Moving off benefits Almost everyone was confused about what starting work would mean financially. One person had already built up arrears. People were making financial decisions (eg. how many hours to work, what salary to accept) based on incomplete / inaccurate information. Often, staff were not knowledgeable enough about in- work benefits. Q: How can we provide clear, accurate advice around financial matters and benefits?
A lack of information – a lack of control? ‘I got the job and she [my keyworker] said ‘Congratulations, come on, let’s go and sign you off’. I said ‘no, wait wait wait’. They’re going to owe me a week or a week and a bit [of benefits], so I don’t know how it’s going to work […] God knows, I’m really a bit kind of up in the air about that’. –Sarah (40s) A number of people did not know: the financial implications of working; what their job title was; when they would start; what organisation they were working for. Q: How can we support people to be informed and in control?
Emotional resilience Business Action on Homelessness research suggests this is important. Many people displayed ‘emotional resilience’. They had transformed their experiences of homelessness into positive experiences which had helped them learn and grow. Many people still had low self-esteem and praise was important to them. Q: How can we help people build emotional resilience?
Other emerging themes Adapting to a workplace culture – learning ‘unwritten rules’. Managing substance, mental health and physical health issues. Managing the demands of 9-5 (or shift) work. Moving on – some people are keen to, others feel under pressure to.
So… what might help homeless people sustain work? The research will provide more answers as it develops. Pre-work support: –Clear and accurate financial / benefits information and advice –Build emotional resilience –Ensuring that the job entered has meaning to the individual. In-work support? –Access to in-work support –Quick identification of and management of arrears –Further exploration needed… And we’ll be looking at Government policy, the benefits system, and what employers can do.

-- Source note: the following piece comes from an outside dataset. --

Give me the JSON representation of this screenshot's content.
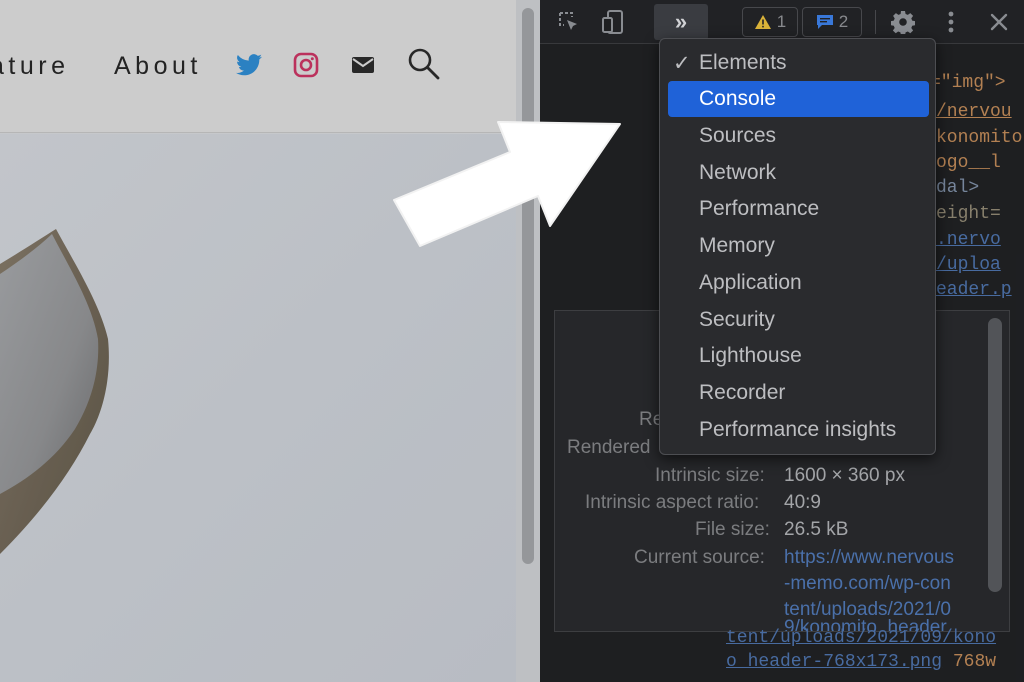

Our website Join our discussion forums. Read blogs by homeless people starting new jobs. Sign up to receive our research reports. Follow links to other research about homelessness and employment. Keep up to date with homelessness and employment news. www.keepingwork.org
Discussion 1.When should people enter ‘any job’ and when should they aim for a ‘better job’ instead? 2.Are some jobs more likely than others to provide a sense of purpose and status? If so, which ones? How can homeless people be supported to access these? 3.Could people’s positive attitudes when starting work mean that problems might be hidden from support providers early on? Might they emerge once support has been disengaged from? If so, what does this mean for our practice? 4.What are your thoughts, comments and ideas about this research?